Why are you telling your story?
Is it because you need to relieve yourself of it? Just vomit out the words, maybe?
Perhaps a word vomit as a flow of consciousness will help you find relief.
Or is it because you want your story to have an impact on someone else’s life?
In that case, the question to be asked is, “what kind of impact do I want my story to have?” and “what do I want my readers to take from my story?”
My choices and circumstances in life have led to a strange and pretty unique story. From being a Third Culture Kid to giving up school to become a nomad, many things may resonate with some people. But what has actually enthralled listeners and readers? The lessons I’ve learned, the pace at which I picked up Spanish, how I’ve managed to travel for cheap, and an increasing amount of advice on what good writing may look like from an editor’s perspective. So that’s what I’ve begun focusing on.
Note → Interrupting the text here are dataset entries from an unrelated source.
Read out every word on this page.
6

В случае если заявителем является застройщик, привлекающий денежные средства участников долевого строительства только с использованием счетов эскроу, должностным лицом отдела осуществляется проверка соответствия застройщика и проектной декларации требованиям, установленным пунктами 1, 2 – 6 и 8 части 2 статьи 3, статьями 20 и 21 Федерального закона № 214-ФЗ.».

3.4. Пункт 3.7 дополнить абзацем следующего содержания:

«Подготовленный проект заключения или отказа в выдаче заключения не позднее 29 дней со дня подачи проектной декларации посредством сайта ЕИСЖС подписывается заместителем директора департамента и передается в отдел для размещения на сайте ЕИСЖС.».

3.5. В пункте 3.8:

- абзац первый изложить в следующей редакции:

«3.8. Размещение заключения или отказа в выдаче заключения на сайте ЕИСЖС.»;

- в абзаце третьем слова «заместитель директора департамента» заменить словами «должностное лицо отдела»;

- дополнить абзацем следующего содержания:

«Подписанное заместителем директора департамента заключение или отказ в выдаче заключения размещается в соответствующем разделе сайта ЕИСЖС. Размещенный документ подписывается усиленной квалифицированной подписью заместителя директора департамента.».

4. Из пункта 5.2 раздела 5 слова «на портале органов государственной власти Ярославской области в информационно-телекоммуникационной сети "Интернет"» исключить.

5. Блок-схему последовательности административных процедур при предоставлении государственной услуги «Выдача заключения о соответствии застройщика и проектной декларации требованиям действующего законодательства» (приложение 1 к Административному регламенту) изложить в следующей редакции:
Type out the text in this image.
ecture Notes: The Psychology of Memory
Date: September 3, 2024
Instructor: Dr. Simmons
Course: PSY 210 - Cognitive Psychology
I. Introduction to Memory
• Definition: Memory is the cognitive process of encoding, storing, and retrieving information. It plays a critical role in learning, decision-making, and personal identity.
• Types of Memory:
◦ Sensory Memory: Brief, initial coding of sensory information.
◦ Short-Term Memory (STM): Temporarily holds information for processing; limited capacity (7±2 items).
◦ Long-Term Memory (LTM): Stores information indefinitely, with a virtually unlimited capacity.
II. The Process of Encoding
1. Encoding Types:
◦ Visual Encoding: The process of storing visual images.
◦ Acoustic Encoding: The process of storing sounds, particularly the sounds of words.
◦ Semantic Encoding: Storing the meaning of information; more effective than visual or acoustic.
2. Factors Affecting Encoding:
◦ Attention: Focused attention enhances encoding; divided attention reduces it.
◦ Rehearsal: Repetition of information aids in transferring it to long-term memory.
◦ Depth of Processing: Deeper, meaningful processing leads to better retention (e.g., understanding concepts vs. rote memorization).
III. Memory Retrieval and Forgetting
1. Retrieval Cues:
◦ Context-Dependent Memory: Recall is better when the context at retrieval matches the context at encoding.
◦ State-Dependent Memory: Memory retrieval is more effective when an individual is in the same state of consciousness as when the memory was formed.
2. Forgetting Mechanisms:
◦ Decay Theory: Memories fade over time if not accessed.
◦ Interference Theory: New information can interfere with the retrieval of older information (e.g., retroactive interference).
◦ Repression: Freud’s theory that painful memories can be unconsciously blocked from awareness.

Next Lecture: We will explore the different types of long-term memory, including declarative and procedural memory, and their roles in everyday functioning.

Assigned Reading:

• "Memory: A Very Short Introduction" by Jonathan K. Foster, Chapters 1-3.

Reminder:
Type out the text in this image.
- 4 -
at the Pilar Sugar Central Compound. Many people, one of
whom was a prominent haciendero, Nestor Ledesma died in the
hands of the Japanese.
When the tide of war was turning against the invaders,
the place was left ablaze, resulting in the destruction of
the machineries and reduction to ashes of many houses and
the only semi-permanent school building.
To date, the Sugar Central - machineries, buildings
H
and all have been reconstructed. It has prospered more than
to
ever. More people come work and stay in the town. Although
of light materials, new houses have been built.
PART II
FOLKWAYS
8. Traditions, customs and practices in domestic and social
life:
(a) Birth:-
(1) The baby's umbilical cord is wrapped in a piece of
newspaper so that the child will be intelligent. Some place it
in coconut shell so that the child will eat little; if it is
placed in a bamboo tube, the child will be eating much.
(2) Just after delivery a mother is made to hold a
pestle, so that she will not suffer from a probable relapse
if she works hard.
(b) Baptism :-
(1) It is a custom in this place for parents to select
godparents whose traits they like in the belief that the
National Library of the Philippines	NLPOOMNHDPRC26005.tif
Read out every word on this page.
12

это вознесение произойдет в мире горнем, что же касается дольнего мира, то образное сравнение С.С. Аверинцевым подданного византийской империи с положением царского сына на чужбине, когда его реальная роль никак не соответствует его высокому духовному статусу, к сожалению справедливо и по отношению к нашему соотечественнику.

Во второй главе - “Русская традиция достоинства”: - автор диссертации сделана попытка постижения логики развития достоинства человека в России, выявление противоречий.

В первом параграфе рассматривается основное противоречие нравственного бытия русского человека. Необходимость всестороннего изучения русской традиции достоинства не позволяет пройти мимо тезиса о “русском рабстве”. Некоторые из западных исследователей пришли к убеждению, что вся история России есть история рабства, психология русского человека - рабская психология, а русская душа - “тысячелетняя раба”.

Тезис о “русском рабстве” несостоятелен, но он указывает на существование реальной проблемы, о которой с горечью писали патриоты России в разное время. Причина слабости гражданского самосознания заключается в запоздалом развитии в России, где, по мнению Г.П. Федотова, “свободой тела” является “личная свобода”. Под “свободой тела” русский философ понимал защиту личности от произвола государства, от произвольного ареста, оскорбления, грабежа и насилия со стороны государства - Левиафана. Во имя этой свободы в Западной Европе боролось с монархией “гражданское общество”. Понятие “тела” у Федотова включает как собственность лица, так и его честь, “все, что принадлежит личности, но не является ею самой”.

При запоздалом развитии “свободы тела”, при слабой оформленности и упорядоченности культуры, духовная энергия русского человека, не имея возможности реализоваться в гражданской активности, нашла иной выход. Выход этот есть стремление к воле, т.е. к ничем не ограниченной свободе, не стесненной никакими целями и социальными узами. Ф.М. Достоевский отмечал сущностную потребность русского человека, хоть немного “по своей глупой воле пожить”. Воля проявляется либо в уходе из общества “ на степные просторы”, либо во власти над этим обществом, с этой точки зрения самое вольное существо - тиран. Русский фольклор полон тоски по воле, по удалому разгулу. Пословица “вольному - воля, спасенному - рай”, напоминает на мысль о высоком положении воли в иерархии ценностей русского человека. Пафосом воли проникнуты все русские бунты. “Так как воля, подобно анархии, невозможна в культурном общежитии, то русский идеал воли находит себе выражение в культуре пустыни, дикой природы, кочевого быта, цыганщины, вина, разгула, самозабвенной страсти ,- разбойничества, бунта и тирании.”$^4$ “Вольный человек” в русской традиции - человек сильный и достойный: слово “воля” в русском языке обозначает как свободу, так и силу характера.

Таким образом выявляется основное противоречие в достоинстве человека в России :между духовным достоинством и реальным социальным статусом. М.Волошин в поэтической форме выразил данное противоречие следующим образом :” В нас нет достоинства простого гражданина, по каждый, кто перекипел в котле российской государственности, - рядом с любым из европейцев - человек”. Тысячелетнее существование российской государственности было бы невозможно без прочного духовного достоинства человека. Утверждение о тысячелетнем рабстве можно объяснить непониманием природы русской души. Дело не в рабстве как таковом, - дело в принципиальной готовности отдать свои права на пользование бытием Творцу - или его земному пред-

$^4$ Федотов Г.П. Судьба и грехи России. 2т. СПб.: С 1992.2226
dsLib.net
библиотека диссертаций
How should you present your information? Do you like making a list, writing a series? Do you want to build a complex non-fiction narrative? What about a work of fiction that contains the key elements of your story?
As I write, I develop my voice. I build my own version of a narrative, currently in the form of daily blog posts, in the future as a work of erotic fiction under a pen name to preserve some modicum of professionalism as a preschool teacher.
Think about it. Your voice is unique, but if you don’t know it yet, you need to develop it.
The best thing you can do for yourself, though, is to practice. Find your voice. Build it, create it, develop it. Write every in order to do so. Even if you think it’s crap, write. Push through the resistance, create.
Your story will begin to take shape, in your mind, in your fingers, on paper or through your screen.